Mehr als die Hälfte hat sie jetzt geschafft. Sie kann sich des Gefühls nicht erwehren, beobachtet zu werden. Videoüberwachung? Sie hat keine Kameras bemerkt, allerdings ist es heutzutage eigentlich Vorschrift, welche zu haben. Trotzdem ist Amber jetzt schon seit einigen Stunden hier; sollte sie es immer noch sein, dann gab es niemanden, der sie hier rausgeworfen hätte. Entweder gab es also keine Kameras, oder sie funktionierten nicht oder niemand überwachte die Bilder.
Natürlich glaubst du, beobachtet zu werden, denkt sie. Das wäre nämlich der Weltuntergang. Hör auf, Kirsty. Es ist eine situationsbedingte Angst, keine reale.
Trotzdem bleibt sie stehen und sieht sich noch einmal um. Der Steg ist leer, die Treppe zum Tor in der Ferne kaum sichtbar. Blöd, denkt sie. Ich war noch nie gut darin, den Unterschied zwischen eingebildeten und echten Gefahren zu erkennen. Wenn, dann wären wir heute vielleicht nicht in dieser Situation.
Auf Händen und Füßen krabbelt er die Treppe hinauf und schaut auf den Bohlengang hinaus. Sie ist nicht zurückgekommen. Diese Bekloppte geht weiter und benutzt jetzt sogar die andere Seite der Bahnstrecke, um ihm sein eigenes Vorwärtskommen zu erleichtern. Alles, was er tun muss, ist, geduckt vier Meter zu der Haltestelle zu rennen, dort Deckung zu suchen und ihr dann so dicht auf den Fersen zu bleiben, wie er will.
Der Mond bricht kurz durch die Wolken, und sein Licht ergießt sich wie ein Fluss auf dem Meer. Für einen kleinen Moment sieht Whitmouth, eingetaucht in sein melancholisches Licht, wunderschön aus, und der sich unaufhaltsam ausbreitende Seenebel mildert die krasse Kargheit der Wohnblocks aus den Sechzigern. Dann, ebenso schnell, treibt ihr ein neuerlicher Windstoß wieder Regentropfen wie Nadelstiche ins Gesicht und lässt sie eilig Schutz unter der knapp bemessenen Markise der Spielhalle suchen.

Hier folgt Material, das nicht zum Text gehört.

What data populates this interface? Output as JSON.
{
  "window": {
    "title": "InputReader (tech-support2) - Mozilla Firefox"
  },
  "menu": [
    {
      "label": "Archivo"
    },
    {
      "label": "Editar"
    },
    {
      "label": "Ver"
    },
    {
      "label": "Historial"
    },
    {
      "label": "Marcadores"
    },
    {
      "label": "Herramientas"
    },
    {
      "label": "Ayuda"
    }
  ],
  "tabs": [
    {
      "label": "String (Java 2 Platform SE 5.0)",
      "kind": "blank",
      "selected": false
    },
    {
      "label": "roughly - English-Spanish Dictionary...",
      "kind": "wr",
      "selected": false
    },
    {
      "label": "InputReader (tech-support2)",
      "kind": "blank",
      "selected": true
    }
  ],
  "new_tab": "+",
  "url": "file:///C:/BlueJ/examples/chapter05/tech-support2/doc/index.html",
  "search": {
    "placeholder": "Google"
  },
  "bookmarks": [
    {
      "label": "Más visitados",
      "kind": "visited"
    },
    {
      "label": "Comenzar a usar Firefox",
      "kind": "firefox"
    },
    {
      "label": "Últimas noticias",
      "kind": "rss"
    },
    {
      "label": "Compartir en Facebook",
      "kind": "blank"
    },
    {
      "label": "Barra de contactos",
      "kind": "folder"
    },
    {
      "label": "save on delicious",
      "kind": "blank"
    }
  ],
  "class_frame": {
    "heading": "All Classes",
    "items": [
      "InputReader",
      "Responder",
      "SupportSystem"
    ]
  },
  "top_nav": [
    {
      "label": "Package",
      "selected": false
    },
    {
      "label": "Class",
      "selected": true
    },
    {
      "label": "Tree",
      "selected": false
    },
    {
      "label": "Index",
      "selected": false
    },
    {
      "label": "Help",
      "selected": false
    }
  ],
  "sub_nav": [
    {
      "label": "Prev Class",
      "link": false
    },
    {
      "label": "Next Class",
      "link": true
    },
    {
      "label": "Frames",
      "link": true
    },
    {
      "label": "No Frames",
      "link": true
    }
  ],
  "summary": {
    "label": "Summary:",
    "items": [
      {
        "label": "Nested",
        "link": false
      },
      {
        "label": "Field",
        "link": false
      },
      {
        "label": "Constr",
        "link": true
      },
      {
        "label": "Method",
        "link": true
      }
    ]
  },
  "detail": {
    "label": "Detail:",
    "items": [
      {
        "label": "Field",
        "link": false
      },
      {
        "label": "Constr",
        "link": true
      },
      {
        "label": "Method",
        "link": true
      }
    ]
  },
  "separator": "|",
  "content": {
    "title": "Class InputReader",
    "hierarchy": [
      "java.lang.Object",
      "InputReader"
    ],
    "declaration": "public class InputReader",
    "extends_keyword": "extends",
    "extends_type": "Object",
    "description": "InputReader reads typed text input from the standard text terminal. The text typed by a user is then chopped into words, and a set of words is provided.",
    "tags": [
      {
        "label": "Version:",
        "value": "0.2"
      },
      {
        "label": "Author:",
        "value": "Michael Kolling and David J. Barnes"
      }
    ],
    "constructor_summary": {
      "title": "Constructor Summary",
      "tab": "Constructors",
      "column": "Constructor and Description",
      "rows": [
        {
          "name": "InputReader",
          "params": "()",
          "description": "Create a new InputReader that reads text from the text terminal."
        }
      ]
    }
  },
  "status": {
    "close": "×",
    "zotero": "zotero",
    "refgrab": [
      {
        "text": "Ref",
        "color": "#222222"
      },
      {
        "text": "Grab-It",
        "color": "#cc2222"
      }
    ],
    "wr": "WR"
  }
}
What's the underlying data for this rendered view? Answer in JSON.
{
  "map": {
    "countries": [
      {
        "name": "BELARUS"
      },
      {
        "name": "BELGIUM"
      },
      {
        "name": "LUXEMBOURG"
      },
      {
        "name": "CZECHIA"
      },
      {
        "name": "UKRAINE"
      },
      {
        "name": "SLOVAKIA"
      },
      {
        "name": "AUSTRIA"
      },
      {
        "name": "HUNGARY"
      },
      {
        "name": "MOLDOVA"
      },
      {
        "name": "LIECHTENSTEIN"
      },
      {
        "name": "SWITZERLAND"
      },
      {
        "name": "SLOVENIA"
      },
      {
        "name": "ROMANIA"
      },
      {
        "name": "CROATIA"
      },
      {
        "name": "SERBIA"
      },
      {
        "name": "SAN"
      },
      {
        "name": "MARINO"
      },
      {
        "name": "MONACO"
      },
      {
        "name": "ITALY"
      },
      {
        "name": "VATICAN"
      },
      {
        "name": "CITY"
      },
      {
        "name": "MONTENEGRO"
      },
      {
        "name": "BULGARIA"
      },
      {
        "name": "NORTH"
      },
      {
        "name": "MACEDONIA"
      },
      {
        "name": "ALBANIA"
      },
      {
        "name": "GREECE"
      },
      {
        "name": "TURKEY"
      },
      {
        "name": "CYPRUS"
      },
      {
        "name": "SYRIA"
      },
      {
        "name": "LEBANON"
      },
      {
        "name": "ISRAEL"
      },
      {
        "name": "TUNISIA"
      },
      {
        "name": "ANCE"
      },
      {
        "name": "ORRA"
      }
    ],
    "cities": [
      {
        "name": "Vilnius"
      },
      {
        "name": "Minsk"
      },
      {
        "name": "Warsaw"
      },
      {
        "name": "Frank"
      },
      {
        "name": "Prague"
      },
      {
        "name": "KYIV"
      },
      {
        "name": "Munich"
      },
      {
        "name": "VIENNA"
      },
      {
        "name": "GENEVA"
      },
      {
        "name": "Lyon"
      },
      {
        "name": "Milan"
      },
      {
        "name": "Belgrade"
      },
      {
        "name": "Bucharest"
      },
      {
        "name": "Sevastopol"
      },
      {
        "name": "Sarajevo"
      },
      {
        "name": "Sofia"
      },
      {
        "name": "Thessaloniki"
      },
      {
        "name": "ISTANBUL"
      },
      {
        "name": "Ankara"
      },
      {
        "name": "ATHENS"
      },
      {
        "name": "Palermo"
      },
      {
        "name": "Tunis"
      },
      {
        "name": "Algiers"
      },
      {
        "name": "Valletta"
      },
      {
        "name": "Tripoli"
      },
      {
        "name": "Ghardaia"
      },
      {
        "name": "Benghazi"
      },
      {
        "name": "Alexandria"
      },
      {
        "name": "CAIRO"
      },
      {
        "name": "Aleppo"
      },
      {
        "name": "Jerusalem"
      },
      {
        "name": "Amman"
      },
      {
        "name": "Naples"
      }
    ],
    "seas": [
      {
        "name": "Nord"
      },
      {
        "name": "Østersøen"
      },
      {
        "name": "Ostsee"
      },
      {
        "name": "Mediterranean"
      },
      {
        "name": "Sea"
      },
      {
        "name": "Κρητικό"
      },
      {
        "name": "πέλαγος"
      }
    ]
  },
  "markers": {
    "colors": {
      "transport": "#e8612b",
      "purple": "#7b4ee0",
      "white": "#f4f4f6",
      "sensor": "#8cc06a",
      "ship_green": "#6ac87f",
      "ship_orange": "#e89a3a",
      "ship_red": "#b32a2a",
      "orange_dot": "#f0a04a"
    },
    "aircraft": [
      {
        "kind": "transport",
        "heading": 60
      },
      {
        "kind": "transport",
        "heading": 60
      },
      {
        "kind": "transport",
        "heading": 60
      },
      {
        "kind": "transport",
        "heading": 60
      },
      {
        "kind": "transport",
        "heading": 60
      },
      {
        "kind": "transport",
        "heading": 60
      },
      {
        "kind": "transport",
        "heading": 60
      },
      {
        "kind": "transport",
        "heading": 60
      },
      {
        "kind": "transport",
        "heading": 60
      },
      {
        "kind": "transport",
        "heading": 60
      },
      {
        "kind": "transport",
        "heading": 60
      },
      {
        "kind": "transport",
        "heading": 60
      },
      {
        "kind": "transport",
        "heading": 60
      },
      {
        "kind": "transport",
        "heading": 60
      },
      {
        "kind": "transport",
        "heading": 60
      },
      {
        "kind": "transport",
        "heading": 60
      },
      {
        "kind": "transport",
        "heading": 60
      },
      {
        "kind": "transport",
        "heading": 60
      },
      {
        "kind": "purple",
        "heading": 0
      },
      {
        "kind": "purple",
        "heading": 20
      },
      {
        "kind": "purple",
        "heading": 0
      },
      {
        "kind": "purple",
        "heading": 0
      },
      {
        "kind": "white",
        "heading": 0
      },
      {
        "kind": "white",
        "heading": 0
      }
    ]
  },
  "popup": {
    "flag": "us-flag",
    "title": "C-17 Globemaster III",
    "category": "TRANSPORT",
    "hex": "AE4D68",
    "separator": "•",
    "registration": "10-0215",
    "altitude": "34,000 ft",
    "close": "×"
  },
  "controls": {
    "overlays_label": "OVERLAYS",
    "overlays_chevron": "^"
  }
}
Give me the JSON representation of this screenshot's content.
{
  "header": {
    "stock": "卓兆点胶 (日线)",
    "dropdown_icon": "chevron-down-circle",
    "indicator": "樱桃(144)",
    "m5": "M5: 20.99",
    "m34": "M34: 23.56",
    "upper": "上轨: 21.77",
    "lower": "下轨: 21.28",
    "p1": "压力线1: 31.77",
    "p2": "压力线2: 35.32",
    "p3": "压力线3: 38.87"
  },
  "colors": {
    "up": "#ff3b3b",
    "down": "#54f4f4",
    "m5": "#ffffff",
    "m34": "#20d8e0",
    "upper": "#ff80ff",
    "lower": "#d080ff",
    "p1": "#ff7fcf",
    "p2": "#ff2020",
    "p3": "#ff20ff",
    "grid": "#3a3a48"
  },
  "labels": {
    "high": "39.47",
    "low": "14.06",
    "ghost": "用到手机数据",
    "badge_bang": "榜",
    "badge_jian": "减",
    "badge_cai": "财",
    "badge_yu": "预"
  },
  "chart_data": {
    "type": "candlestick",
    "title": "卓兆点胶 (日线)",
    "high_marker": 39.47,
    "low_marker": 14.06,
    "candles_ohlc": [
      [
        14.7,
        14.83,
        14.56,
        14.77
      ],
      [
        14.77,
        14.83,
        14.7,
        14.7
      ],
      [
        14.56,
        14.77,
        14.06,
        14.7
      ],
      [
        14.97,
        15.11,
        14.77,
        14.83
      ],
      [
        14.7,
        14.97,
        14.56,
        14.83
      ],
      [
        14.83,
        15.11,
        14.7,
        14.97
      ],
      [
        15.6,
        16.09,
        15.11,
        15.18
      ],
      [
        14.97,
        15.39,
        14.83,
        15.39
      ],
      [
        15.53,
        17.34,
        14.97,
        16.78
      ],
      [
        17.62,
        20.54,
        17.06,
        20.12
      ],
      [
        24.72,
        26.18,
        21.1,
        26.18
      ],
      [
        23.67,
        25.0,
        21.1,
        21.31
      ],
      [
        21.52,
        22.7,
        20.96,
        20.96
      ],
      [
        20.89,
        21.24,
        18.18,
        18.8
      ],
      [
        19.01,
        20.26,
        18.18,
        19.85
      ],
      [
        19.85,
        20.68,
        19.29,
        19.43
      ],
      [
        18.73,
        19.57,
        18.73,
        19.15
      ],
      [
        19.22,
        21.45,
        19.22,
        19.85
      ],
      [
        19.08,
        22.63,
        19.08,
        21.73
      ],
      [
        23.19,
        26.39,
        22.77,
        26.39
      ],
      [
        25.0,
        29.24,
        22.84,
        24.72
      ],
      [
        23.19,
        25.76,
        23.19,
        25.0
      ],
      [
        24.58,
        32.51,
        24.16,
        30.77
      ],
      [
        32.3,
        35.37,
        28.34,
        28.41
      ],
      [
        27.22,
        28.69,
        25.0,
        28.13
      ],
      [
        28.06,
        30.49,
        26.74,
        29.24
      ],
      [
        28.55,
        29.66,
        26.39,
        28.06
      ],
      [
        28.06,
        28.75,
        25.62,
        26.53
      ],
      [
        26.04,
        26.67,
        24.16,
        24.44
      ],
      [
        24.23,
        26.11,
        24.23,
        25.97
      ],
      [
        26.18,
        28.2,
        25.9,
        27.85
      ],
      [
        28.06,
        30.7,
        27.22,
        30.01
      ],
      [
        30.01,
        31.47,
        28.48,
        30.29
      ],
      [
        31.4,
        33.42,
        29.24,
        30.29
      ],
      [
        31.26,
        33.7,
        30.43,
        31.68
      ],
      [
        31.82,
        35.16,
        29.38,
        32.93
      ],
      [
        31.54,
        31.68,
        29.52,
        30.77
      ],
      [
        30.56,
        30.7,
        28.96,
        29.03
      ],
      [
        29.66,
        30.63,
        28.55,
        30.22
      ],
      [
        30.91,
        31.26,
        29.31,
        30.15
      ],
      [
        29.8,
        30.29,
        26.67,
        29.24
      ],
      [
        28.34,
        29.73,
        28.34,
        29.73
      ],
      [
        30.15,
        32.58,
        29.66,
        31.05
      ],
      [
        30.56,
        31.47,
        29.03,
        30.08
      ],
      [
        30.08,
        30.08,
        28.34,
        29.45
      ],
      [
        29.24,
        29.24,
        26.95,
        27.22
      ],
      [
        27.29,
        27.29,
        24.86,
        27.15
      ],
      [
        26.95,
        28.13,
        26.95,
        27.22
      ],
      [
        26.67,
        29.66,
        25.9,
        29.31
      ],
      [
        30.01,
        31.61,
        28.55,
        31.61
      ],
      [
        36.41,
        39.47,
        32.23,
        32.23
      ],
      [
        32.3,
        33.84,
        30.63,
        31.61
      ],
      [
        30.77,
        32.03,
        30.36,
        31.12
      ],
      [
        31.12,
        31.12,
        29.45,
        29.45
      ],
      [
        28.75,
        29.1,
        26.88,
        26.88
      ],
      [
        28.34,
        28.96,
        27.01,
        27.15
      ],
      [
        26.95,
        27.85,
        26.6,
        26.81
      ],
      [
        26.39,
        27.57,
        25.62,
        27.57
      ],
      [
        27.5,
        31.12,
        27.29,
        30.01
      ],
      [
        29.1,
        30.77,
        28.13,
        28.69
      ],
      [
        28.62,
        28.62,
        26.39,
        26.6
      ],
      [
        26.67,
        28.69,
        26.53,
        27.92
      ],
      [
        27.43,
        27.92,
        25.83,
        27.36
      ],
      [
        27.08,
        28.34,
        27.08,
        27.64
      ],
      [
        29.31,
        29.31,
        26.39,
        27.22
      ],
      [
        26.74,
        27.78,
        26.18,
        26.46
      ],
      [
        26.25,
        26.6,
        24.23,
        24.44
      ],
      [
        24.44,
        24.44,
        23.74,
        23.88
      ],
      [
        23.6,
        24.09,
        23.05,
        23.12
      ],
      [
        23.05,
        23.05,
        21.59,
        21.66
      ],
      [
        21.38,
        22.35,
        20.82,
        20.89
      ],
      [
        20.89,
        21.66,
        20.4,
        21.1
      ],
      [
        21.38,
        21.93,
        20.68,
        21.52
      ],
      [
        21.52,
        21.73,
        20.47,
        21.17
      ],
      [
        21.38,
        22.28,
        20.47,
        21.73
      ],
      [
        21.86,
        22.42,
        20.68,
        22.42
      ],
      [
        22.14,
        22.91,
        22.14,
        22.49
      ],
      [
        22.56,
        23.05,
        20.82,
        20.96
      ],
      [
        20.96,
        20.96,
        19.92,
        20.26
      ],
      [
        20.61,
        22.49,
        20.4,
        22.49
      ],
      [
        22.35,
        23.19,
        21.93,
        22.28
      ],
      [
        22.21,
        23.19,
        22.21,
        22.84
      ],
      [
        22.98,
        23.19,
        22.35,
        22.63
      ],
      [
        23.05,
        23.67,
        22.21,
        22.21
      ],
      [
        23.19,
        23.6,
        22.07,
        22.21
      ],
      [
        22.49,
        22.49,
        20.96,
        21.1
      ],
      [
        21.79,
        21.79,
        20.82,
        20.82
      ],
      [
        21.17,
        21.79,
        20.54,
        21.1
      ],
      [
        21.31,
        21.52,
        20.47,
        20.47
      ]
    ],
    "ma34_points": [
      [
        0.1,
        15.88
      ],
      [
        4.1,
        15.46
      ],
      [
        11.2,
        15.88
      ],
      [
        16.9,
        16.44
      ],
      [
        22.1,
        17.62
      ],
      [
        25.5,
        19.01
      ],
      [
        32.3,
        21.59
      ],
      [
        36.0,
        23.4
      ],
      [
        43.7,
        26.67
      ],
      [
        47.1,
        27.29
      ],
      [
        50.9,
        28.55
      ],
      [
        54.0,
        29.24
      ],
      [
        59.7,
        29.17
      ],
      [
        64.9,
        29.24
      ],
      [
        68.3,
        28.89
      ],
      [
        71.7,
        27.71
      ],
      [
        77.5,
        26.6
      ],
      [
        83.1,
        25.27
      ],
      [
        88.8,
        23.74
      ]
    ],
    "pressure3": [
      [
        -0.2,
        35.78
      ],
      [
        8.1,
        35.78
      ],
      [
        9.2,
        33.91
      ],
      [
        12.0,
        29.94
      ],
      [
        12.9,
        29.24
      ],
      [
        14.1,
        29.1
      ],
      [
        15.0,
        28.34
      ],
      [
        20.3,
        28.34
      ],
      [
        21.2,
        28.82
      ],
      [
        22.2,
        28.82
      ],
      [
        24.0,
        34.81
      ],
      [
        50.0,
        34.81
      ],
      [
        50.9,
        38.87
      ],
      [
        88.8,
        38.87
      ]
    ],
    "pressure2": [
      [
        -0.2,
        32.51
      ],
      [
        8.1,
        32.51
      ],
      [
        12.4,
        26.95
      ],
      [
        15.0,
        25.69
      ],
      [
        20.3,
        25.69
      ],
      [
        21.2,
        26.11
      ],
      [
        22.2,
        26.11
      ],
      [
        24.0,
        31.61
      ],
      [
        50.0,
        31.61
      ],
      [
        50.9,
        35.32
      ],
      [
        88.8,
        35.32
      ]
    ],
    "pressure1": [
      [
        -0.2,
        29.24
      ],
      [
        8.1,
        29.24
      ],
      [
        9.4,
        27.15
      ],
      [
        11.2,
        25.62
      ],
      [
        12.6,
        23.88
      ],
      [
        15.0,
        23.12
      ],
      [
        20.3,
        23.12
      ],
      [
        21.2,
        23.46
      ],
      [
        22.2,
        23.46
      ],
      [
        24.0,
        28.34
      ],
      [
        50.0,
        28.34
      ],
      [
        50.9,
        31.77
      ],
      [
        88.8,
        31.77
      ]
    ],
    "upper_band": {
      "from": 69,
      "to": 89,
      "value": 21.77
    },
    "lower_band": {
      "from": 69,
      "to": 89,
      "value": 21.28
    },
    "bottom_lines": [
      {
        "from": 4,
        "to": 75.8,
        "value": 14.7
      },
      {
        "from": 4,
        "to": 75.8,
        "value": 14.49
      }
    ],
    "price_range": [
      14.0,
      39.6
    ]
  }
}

Drinnen herrscht tiefste Finsternis. Bucklig und lauernd warten die Automaten und die feuchten, klebrigen Böden auf die frühmorgendliche Reinigungsbrigade. Zu beiden Seiten der zweiflügeligen Eingangstür quellen zwei riesige Standaschenbecher über. Während sie sich unter den fünfundzwanzig Zentimeter tiefen Unterstand drängt, öffnet sich der Himmel, als hätte jemand auf einen Knopf gedrückt, und Regen schießt durch die Dachrinnen. Die Stimmung des Meeres verändert sich, aus der dumpfen Brandung wird ein wütendes Grollen. Der Grund unter ihren Füßen beginnt zu beben.